Federal News Service

April 25, 2001, Wednesday

SECTION: PREPARED TESTIMONY

LENGTH: 2809 words

HEADLINE: PREPARED TESTIMONY OF THOMAS TAUKE SENIOR VICE PRESIDENT, VERIZON COMMUNICATIONS
 
BEFORE THE HOUSE COMMERCE COMMITTEE
 
SUBJECT - INTERNET FREEDOM AND BROADBAND DEPLOYMENT ACT OF 2001

BODY:
Mr. Chairman, thank you for this opportunity to testify before the Committee. I am Tom Tauke, Senior Vice President for Public Policy and External Affairs at Verizon Communications. I am before you today in support of the Internet Freedom and Broadband Deployment Act of 2001 and to tell you that, without changes in the current regulatory regime, the deployment of high speed Internet access will be significantly impeded, to the detriment of the American economy as a whole and all Americans.

Mr. Chairman, the Internet is a wonderful tool that developed far faster than anyone could have imagined. Use of personal computers and dial-up access to the Internet fueled the growth the U.S. and world economy enjoyed in the late 1990's. This growth has now reached a plateau. More is needed now to move the economy to the next level. And that stimulus -- stimulus to the economy as a whole -- could be provided by greater deployment of high-speed broadband Internet access.

The current infrastructure on which the Internet rides has proven insufficient to handle the explosive growth. To stimulate the infrastructure investment that is required, policy-makers must stop applying old regulatory models to this entirely new, competitive technology. As the recent economic indicators have shown, the consequences of this policy are very serious. The entire Internet economy rests on the ability of businesses to reach consumers and to reach each other. Without broadband deployment, many local communities will never realize the promise of highspeed Internet, and Internet companies will not be able to reach their markets.

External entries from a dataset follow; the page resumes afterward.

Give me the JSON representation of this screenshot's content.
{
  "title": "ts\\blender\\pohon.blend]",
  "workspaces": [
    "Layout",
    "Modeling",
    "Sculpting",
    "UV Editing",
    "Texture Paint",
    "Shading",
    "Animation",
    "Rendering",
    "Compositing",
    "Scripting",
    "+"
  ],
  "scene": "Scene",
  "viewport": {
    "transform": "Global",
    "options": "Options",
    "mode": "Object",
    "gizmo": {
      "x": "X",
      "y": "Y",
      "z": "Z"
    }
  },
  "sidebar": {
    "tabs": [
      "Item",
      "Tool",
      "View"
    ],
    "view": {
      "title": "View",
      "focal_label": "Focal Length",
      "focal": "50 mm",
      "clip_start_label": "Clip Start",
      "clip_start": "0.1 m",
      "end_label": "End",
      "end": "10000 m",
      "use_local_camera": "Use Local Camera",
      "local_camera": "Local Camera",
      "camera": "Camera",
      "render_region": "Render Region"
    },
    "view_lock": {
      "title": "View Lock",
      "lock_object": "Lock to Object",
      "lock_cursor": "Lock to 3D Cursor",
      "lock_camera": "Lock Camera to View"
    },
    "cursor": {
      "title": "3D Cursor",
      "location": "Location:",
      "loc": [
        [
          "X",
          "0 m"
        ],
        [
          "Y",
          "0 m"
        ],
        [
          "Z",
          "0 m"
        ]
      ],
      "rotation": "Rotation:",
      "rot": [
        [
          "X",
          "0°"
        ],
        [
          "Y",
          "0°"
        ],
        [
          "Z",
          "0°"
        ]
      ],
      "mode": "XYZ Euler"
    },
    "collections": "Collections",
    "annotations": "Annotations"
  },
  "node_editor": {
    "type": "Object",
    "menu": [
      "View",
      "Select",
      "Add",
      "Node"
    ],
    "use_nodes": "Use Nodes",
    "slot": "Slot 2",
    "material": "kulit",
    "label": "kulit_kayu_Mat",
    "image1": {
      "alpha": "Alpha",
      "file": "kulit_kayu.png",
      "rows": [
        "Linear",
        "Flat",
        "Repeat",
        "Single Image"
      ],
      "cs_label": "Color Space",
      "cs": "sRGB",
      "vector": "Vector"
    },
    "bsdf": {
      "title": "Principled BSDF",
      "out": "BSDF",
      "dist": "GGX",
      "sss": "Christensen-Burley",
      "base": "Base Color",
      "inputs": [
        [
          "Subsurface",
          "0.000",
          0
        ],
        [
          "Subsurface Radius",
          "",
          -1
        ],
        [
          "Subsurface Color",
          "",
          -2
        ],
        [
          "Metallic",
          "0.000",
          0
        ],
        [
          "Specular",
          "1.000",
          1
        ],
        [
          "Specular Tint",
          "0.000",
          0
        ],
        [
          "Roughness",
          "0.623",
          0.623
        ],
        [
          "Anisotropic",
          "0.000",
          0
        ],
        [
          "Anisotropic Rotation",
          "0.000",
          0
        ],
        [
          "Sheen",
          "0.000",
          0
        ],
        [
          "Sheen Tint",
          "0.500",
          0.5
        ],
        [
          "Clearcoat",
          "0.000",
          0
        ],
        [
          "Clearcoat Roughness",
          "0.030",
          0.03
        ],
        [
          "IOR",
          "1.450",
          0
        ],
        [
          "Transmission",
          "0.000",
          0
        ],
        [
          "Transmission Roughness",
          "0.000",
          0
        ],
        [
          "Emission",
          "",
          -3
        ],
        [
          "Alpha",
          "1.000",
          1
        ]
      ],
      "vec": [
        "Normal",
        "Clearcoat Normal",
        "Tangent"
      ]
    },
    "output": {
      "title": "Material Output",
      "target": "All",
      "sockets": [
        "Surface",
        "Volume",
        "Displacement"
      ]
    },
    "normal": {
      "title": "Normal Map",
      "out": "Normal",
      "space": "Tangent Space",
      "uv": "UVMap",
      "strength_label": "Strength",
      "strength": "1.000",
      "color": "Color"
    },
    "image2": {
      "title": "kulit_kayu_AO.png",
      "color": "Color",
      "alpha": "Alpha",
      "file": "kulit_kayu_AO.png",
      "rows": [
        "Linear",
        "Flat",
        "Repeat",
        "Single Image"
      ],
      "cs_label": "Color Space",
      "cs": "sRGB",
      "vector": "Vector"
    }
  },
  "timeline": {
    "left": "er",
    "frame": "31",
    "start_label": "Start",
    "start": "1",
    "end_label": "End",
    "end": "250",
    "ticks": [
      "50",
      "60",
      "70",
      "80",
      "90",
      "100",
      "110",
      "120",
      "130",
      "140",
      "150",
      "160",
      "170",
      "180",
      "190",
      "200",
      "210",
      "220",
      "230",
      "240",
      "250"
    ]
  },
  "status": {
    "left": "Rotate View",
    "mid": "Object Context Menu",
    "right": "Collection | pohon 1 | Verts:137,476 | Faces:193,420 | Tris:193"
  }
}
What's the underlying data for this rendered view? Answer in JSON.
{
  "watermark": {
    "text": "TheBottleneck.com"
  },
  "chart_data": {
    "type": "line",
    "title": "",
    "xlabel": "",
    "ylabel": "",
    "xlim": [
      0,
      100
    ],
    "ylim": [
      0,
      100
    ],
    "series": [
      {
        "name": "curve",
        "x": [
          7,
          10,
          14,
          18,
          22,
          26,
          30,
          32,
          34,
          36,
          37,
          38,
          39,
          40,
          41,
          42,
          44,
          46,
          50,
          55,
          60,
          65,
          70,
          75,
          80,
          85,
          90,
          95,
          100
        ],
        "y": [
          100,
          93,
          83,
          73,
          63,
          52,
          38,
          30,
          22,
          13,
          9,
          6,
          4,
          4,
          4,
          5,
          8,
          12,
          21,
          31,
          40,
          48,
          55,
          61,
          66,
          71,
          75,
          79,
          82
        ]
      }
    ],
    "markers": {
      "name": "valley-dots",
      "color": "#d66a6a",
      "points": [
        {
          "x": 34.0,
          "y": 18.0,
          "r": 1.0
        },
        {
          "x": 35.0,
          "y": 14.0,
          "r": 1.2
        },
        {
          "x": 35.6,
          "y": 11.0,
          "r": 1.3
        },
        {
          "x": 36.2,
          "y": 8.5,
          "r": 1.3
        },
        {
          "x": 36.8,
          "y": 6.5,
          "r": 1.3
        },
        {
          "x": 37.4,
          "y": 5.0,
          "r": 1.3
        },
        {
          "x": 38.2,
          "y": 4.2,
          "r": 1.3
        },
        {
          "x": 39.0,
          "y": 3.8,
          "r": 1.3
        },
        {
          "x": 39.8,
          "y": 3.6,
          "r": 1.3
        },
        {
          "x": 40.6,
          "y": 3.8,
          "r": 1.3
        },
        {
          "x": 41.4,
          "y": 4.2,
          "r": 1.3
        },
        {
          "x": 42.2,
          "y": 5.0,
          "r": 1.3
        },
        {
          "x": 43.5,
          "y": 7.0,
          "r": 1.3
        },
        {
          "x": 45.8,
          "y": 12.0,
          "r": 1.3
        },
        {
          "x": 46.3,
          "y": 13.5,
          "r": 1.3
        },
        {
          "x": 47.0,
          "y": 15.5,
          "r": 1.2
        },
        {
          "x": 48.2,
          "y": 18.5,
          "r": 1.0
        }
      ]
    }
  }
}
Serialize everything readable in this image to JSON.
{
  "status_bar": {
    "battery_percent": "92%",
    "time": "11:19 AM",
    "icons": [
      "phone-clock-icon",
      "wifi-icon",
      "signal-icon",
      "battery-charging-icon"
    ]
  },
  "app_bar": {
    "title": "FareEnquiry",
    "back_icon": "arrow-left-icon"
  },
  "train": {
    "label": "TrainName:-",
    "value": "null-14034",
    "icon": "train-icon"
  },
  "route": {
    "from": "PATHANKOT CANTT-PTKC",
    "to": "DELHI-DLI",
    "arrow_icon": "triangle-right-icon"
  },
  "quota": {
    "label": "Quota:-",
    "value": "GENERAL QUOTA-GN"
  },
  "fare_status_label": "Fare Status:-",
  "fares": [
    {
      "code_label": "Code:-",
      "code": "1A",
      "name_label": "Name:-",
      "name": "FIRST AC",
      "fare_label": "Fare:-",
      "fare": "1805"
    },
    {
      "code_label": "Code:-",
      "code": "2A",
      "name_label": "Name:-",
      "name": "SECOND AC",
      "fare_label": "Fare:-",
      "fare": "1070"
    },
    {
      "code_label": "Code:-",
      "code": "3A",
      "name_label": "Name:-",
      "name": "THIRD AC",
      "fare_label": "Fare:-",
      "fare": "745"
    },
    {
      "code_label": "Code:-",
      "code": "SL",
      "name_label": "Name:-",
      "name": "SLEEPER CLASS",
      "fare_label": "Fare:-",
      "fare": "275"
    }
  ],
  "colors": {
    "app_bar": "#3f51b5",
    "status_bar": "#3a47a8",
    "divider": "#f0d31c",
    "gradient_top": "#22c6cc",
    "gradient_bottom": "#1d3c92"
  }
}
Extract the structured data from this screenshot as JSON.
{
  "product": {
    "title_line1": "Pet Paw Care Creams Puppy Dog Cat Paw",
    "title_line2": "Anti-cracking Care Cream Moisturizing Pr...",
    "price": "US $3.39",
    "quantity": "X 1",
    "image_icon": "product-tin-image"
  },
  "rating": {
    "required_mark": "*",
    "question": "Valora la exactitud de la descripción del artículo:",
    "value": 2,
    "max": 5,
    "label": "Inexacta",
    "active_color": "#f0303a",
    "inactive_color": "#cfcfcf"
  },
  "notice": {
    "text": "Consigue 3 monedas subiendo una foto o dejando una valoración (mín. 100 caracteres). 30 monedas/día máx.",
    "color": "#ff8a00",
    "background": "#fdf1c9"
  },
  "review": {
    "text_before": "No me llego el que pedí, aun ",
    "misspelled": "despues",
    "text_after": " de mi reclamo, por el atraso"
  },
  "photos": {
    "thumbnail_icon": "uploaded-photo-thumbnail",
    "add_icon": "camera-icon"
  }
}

This has had and will continue to have a serious impact on the value of the Internet economy itself and the economy at large.

Using policies for the Internet and broadband services that were intended for a local voice telephone market has slowed deployment of broadband, inhibited competition and slowed investment at the very time when we need every possible player involved to help advance the capabilities and capacity of the Internet.

The opponents of this legislation will talk about everything but broadband services. They will tell you their stories about narrowband local service competition and about voice long distance. But this bill is not about narrowband or voice long distance. This bill will not change the marketopening provisions of the 1996 Act or the section 271 tests that Verizon and the other Bell companies will have to pass if they are to provide voice long distance services. What the bill will change is mics that were never intended to apply to the Internet world in the first place and, in doing so, will allow more resources to be devoted to meeting consumers' needs for broadband services. That is why I urge you all to support this legislation.

THE STATE OF THE INDUSTRY

As recently as a few years ago, the American people knew nothing of the Internet. Electronic commerce was all but unknown. In 1995, when Congress was re-writing the Communications Act, revenues generated by the Internet were a mere $5 billion. Since then, the growth of the Internet has been astounding, far outstripping everyone's predictions. Last year, Internet revenues rose to an astronomical $130 billion.

With this growth, there has been increasing demand for bandwidth and speed. The 56k modems that were fast a couple of years ago now seem to crawl. Consumers who have gotten used to high-speed connections at work want the same speeds when they go online at home.

This problem is exacerbated in rural areas and other locations that are distant from backbone connections or hubs. Even where backbone exists, such as in major urban centers, it is often congested. Many Internet providers have no way to get then' data traffic to the backbone efficiently and without numerous back-ups and delays. Many are simply located too far away from convenient backbone connections. And when they do get to the backbone, they find that the lack of adequate capacity slows their customers' service.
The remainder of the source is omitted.